Today, July 2, Prime Minister of Moldova Maia Sandu is on an official visit to Bucharest. This is Sandu’s first external visit after the busy weeks of taking office. President of Romania, Klaus Iohannis, says it is very important and symbolic that the first visit of Prime Minister Maia Sandu and the Government of Chisinau takes place in Bucharest.



During the meeting, Klaus Iohannis said that Chisinau officials will have all his support, as well as Romania, in the commitment of the new coalition on the European path.

“I would like to, once more, thank the Romanian authorities and the Romanian citizens for their disinterested support. I am sure that the new milestones fixed today will further contribute to our collaboration.

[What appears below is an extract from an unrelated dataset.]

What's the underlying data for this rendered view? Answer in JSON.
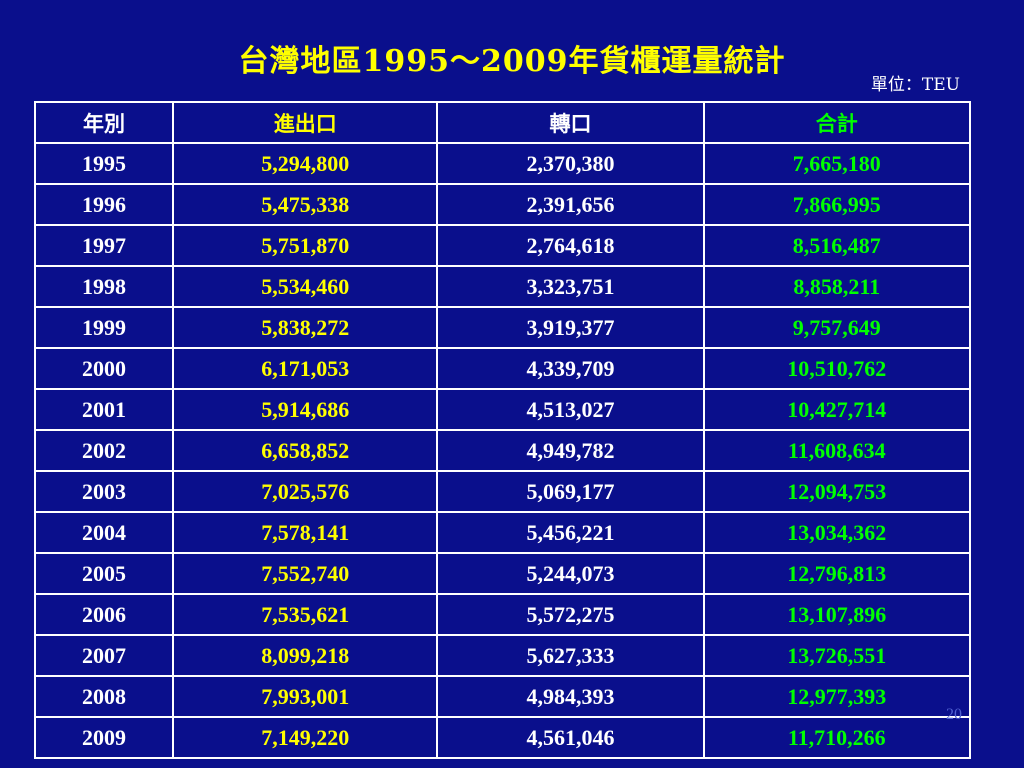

It is the first official bilateral visit after taking office and convincingly reflects the importance and interest that the new government attaches to special and privileged relations with Romania in the strategic partnership for the European integration of the Republic of Moldova,” declared Maia Sandu.

The Chief Executive of Chisinau, who will be accompanied by the Deputy Prime Minister Andrei Năstase on the official visit to Bucharest, will also meet with representatives of Parliament.

Photo sources:,

Photo sources:,

Photo sources:,


Moreover, Prime Minister Maia Sandu had a meeting with Romanian Prime Minister Viorica Dăncilă, where several topics were discussed, including the energy field, with an emphasis on finalizing the construction and putting into operation of the Iasi-Ungheni-Chisinau gas pipeline.

Photo source: Mediafax

Prime Minister Maia Sandu listed the projects he had been able to discuss with the Romanian Government: completion of the construction and putting into full operation of the Iasi-Chisinau gas pipeline, the importance of interconnections of high voltage power lines, and the construction of the Unirii motorway to Ungheni.

“I furthermore pointed out in the discussions with the Prime Minister and the major relevance granted by Romania to the settlement of the conflict in the Transnistrian region, respecting the territorial integrity of the Republic of Moldova and not affecting its pro-European vector,” Dăncilă declared.

Reminder: The Minister of Foreign Affairs and European Integration of the Republic of Moldova, Nicu Popescu, had a meeting with his counterpart (Teodor Meleșcanu) in Bucharest yesterday.

Minister Popescu stressed that the relationship between the Republic of Moldova and Romania is a special one, including the position of Bucharest on the events in Chisinau in the recent situation of the duality of power.

“We appreciate that Romania was the first state to summon the political forces from Chisinau towards a peaceful transition of power, so Romania has played an important role in bringing the situation to the brink of normality.”